One of the five apparent kidnapping victims whose bodies were found in a Northern California lake was the target of a federal criminal investigation when she disappeared in December from the Los Angeles area, court documents show.
Rita Pekler and her attorney said in a deposition that she was under investigation by the Internal Revenue Service for alleged tax fraud. The deposition was taken in a related civil case six days before Pekler vanished.
The attorney, Stanley Friedman, confirmed on Tuesday that the IRS was investigating Pekler. But he said he did not believe the investigation had anything to do with her kidnapping and killing.
"I think it was just an unfortunate coincidence," Friedman said. He added that the investigation involved "improper [tax] deductions" taken by clients of Pekler's check-cashing business, Professional Business Development.
Officials for the IRS, FBI and U.S. attorney's office either declined to comment or did not return phone calls.
In March, the bodies of Pekler, Beverly Hills businessman George Safiev and Nick Kharabadze, an aspiring film producer from Woodland Hills, were found in New Melones Lake in Calaveras County, along with that of North Hollywood businessman Alexander Umansky. The body of Meyer Muscatel, a Sherman Oaks real estate developer, was found in the lake in October, his hands bound and his head in a plastic bag.
Six defendants, all with roots in Eastern Europe, have been charged in connection with two of the kidnappings. Federal authorities have said that more charges might be filed. A seventh suspect is being sought in Russia.
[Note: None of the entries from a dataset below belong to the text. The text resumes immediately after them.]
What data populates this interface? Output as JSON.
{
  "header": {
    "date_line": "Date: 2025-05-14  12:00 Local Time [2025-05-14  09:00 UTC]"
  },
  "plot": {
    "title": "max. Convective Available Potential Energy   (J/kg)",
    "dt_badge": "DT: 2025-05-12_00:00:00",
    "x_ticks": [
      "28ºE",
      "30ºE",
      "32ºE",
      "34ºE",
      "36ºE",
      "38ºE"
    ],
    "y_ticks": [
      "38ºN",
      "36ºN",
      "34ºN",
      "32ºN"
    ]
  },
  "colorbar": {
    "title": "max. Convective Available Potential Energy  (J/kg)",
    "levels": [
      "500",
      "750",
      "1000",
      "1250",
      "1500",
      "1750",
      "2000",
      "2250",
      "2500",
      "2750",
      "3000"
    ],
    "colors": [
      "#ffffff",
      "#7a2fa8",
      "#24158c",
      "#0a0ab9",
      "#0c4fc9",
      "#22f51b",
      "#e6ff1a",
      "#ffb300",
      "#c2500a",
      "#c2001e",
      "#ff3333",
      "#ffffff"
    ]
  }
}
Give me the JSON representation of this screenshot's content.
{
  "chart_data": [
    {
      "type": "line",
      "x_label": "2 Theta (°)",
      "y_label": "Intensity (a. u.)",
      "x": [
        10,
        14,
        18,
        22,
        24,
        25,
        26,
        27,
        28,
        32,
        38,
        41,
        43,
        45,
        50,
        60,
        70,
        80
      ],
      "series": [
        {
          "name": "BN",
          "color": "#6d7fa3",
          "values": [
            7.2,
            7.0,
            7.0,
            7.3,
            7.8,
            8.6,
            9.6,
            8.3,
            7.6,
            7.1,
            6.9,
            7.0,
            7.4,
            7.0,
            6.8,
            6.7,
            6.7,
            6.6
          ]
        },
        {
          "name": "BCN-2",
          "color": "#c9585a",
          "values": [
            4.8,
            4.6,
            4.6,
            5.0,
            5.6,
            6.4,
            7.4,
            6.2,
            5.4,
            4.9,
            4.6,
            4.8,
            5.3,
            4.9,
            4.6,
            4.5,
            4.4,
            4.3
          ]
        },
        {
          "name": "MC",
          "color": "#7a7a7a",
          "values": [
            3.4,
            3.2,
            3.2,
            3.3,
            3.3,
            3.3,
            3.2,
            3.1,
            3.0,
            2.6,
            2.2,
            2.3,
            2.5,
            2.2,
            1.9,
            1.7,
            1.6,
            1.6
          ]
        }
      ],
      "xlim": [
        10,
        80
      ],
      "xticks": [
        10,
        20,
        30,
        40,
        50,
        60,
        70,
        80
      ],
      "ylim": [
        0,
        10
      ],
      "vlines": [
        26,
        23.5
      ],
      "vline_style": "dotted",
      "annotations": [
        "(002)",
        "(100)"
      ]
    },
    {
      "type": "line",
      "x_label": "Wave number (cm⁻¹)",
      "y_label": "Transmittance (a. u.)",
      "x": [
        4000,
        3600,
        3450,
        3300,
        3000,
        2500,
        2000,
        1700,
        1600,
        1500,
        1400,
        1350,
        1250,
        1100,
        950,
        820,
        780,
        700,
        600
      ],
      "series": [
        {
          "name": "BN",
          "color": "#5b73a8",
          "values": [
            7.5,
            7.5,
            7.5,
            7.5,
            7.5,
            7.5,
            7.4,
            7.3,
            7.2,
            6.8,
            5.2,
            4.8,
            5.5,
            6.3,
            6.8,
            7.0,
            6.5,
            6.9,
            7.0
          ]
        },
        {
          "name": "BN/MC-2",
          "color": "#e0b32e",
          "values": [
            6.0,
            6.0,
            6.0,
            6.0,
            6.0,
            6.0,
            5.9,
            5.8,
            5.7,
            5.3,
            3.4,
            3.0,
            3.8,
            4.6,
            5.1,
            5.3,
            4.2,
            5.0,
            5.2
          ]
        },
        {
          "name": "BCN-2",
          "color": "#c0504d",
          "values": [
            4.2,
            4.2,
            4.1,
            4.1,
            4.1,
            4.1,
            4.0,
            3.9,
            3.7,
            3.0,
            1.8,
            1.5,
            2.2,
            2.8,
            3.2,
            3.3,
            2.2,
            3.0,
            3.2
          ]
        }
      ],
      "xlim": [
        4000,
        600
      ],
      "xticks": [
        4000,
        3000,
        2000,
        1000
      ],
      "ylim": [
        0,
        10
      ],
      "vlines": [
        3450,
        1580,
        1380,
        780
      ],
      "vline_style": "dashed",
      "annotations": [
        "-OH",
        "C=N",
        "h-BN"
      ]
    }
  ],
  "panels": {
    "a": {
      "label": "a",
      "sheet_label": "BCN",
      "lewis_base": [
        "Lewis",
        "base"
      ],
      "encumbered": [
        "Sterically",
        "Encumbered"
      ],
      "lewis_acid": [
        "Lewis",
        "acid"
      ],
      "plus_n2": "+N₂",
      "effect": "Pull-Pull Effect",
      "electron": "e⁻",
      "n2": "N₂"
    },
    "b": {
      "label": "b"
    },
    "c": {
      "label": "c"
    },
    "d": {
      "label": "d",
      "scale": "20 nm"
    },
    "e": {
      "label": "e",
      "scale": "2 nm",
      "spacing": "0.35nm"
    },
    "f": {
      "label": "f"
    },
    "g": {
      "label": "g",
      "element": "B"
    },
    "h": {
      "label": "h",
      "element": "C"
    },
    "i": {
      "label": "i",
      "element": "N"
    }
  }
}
Pekler had been the bookkeeper for defendants Mike Orlov and Villi Weiss in the civil suit that was about to go to trial early this year, court documents show. She would have been one of the key witnesses called by plaintiff Allstate Insurance Co.
The case has been postponed because of the IRS investigation, which also has targeted Orlov and Weiss, said their attorney, Tracy Green.
Orlov and Weiss, who ran a medical management company, "had nothing to do with [Pekler's kidnapping and killing]," Green said. "There was no bad blood between my clients and her.... They're horrified about this, as is the rest of the Russian community.
"The FBI has not even interviewed my clients," Green added.
In her Nov. 30 deposition, Pekler repeatedly invoked her 5th Amendment right against self-incrimination.
When asked whether she recognized the names of Orlov, Weiss or her bookkeeping and check-cashing businesses, she replied: "I take the 5th."